TABIZIENの過去記事「マレーシアホームステイだからこそ聞けた面白すぎる軒先話」でも紹介した通り、現在マレーシアはホームステイに力を入れています。ホームステイと聞くと留学か何かをイメージしてしまいますが、日本語で言えば民泊に近いイメージ。農村部や海辺の村のローカルハウスに宿泊する旅の形で、クアラルンプールの一流ホテルにはない楽しみがあります。

さすがに滞在中、全てホームステイとなるとハードルが上がってしまいますが、サイドトリップの一環としてセランゴールに足を延ばし、その日はホームステイにチャレンジしてみると楽しいかも。

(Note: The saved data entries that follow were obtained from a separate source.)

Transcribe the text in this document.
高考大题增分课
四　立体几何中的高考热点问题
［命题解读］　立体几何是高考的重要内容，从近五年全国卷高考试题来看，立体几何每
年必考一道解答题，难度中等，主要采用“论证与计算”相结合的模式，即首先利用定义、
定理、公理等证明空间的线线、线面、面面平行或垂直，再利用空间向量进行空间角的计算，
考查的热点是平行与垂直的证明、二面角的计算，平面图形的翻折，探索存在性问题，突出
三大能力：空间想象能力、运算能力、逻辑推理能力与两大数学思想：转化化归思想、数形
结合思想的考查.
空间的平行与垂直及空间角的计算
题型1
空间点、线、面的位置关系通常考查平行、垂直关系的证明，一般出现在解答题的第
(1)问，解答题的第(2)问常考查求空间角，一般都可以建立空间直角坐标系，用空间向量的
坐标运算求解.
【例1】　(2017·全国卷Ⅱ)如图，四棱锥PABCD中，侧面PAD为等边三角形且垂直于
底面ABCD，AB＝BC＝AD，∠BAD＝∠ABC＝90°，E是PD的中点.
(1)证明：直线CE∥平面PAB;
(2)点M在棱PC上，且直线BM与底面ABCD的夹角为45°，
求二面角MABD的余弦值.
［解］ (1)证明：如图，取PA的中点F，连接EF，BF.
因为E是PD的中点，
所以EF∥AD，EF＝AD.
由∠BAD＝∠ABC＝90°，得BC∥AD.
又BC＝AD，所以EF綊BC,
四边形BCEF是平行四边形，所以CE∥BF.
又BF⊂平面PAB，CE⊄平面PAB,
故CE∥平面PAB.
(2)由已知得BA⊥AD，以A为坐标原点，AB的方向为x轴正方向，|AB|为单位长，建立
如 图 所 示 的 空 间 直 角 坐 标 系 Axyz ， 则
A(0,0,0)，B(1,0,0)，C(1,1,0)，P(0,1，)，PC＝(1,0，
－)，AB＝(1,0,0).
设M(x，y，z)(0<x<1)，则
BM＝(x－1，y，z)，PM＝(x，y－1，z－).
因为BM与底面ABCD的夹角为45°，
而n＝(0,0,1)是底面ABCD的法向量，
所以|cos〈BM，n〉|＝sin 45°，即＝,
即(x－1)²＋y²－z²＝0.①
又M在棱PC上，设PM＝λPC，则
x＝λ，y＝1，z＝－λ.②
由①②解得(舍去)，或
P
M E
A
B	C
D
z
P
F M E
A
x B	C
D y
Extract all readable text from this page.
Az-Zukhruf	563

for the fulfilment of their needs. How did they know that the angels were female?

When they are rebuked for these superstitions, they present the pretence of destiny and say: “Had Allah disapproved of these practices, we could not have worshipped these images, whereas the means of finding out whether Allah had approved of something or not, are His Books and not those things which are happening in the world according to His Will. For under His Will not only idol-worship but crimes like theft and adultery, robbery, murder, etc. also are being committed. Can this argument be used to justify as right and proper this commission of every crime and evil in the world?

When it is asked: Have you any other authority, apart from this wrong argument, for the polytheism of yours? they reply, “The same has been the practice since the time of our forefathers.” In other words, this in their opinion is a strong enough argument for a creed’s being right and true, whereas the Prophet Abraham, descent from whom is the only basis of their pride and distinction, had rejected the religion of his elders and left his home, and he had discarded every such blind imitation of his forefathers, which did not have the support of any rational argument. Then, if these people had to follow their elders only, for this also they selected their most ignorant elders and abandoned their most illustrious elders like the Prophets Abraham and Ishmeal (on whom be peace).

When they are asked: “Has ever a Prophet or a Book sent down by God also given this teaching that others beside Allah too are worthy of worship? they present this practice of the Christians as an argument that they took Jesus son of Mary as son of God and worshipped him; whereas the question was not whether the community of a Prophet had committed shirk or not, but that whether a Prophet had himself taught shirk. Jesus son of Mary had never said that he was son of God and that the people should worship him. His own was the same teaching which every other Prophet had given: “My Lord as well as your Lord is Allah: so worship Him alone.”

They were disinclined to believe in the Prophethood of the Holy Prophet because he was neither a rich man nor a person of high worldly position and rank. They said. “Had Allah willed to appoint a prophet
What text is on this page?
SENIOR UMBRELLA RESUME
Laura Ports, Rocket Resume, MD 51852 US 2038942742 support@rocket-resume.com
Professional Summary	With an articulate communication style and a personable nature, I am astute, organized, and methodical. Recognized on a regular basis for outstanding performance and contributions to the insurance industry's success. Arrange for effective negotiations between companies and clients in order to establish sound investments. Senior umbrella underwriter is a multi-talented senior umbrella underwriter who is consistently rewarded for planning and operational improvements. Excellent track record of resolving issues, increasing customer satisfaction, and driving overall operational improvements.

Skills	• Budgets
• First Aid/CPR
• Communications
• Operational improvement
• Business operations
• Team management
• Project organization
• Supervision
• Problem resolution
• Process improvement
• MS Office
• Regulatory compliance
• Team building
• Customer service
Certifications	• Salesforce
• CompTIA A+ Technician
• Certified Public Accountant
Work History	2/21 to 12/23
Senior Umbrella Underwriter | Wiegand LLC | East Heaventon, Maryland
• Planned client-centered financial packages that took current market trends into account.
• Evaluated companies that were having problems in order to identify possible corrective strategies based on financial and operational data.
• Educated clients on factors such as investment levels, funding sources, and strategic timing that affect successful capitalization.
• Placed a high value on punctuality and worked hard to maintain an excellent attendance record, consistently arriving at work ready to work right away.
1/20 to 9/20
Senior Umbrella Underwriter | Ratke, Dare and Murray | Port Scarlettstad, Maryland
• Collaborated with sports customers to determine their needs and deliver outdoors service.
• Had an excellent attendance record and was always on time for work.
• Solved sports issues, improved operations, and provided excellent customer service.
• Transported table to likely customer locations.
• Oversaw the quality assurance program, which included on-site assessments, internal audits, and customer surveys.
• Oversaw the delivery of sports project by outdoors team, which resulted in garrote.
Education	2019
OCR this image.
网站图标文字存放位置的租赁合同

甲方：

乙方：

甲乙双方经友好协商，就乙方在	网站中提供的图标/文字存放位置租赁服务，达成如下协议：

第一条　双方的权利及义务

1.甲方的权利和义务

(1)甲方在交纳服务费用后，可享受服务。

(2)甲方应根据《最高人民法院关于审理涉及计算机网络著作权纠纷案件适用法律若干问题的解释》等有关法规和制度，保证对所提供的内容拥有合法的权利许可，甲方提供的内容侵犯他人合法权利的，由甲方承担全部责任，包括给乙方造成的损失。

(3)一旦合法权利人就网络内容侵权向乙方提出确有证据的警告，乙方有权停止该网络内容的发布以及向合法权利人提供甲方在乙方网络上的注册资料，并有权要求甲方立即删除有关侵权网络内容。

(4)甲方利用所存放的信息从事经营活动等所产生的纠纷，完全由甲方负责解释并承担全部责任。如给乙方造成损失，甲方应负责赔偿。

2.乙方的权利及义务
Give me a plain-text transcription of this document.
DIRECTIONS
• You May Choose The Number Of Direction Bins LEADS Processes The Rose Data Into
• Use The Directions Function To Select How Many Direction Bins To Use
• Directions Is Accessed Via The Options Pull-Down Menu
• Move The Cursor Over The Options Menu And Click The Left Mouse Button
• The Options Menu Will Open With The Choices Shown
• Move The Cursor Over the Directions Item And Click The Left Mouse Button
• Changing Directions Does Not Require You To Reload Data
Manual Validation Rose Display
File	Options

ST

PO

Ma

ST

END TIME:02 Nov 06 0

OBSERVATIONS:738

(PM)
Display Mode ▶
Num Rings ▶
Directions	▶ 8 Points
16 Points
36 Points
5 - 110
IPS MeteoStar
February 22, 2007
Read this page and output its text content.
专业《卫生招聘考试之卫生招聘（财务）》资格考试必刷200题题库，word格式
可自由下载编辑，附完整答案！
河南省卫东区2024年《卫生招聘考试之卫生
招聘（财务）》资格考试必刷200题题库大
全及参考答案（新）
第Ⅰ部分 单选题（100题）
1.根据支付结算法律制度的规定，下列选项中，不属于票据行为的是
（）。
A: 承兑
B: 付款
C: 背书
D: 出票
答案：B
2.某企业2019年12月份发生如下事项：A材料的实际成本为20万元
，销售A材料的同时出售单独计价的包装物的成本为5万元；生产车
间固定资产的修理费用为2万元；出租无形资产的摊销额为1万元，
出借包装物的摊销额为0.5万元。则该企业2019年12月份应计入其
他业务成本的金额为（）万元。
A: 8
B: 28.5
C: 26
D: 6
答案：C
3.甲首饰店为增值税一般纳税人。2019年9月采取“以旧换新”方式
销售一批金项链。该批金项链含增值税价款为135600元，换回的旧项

【マレーシア】KLに行くならセランゴール州も旅したい3つの理由

ホームステイには村の伝統の結婚式を眺めたり、農作業を体験したり、ヤシの実を収穫したり、マレーシアの武術を習ったり、郷土料理を堪能したりと、ホテルステイでは味わえないサービスが待っています。そのような体験をクアラルンプールから1時間程度の距離で楽しめるのですから、ぜひとも旅のプログラムに組み込んでおきたいですね。

 

以上、マレーシアの首都、クアラルンプールを取り囲むように広がるセランゴール州の魅力を紹介しましたが、いかがでしたか? セランゴール州の中にはクアラルンプールのみならず、プトラジャヤという地域も孤島のように存在しています。プトラジャヤは政府機関が林立するエリアで、美しいモスクもあります。併せて訪れてみてくださいね。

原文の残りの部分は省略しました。